I certainly agree with you. I just think the "don't roll your own crypto" advice is overly ambiguous. Ironically, I think my original comment was ambiguous as well. Let me clarify. I'm not endorsing rolling your own cryptosystem (e.g. a replacement for RSA). Rather, I think the advice should often be paired with additional insight on what "rolling your own" means. When building some sort of software, not everyone (currently) has the luxury of a cryptographic library that handles everything painlessly.

For example, I think most would say that I'm not "rolling my own crypto" if I'm implementing some piece of functionality in my application leveraging the use of some API with "mac", "encrypt", and "decrypt" functions. There are still ways I can screw up using these functions, but I'm arguably not "rolling my own" crypto.
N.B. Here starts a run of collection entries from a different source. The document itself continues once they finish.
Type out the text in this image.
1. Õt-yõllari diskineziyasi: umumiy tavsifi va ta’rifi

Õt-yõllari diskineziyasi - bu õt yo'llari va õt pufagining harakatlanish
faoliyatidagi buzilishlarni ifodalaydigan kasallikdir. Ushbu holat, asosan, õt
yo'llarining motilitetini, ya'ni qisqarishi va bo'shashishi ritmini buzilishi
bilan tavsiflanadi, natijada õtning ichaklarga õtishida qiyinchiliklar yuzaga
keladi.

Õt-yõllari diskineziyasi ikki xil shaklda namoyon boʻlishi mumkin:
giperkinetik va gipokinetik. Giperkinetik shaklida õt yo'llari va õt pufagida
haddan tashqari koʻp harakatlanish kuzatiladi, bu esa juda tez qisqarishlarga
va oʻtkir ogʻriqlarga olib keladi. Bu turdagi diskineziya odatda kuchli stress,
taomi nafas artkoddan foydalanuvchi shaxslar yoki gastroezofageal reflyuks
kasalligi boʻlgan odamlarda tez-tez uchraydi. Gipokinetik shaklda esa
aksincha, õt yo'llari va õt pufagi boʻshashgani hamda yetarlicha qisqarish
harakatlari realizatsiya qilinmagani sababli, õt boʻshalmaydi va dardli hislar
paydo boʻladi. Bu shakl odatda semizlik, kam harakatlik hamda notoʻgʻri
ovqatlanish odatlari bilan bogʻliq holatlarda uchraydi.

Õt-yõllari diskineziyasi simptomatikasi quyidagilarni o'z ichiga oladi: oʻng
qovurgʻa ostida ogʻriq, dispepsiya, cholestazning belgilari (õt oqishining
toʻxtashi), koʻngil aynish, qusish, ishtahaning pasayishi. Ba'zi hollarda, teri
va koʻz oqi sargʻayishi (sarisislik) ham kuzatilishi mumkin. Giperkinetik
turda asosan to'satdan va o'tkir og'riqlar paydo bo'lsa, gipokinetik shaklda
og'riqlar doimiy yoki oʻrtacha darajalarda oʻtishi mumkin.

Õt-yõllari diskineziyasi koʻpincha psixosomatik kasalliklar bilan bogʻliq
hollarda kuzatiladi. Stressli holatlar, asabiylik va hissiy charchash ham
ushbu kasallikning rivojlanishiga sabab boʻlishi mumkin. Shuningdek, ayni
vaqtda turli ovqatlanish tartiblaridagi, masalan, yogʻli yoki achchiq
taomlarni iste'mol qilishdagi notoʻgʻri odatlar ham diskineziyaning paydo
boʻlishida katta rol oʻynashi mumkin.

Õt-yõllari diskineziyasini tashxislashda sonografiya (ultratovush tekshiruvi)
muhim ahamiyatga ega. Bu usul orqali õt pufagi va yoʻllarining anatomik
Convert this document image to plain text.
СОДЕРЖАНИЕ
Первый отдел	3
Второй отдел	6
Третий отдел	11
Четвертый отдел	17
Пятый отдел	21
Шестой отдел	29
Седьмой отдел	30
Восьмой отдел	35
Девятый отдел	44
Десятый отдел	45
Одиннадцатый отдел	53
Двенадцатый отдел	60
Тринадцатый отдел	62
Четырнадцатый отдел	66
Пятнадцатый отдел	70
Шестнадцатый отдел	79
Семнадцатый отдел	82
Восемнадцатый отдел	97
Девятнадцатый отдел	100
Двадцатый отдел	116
So in this situation, the mantra is confusing at best.

Maybe; but handing a MAC to generalist developers is going to end in a timing attack, like http://rdist.root.org/2009/05/28/timing-attack-in-google-key.... (And Keyczar is not amateur hour!)

I don't know anyone who has ever taken "don't roll your own crypto" to mean "don't write things that use crypto".

> Perhaps you could give a single decent reason for rolling your own crypto algorithm, vs something as easy as 4096 bit RSA or something.

I would not characterize implementing RSA safely as an "easy" task.

Which is part of what's meant. Don't create your own crpyto algorithm and don't write your own implementations of existing algorithms. There are so many gotchas that it would take a lot of effort to get something that's less buggy even than the much-maligned OpenSSL. Someone (I don't remember who) said that even typing the letters "RSA" is too close to rolling your own crypto.

Excuse my ignorance, but why aren't there options for salting / seeding / external RNG alternatives to crypto algorithms?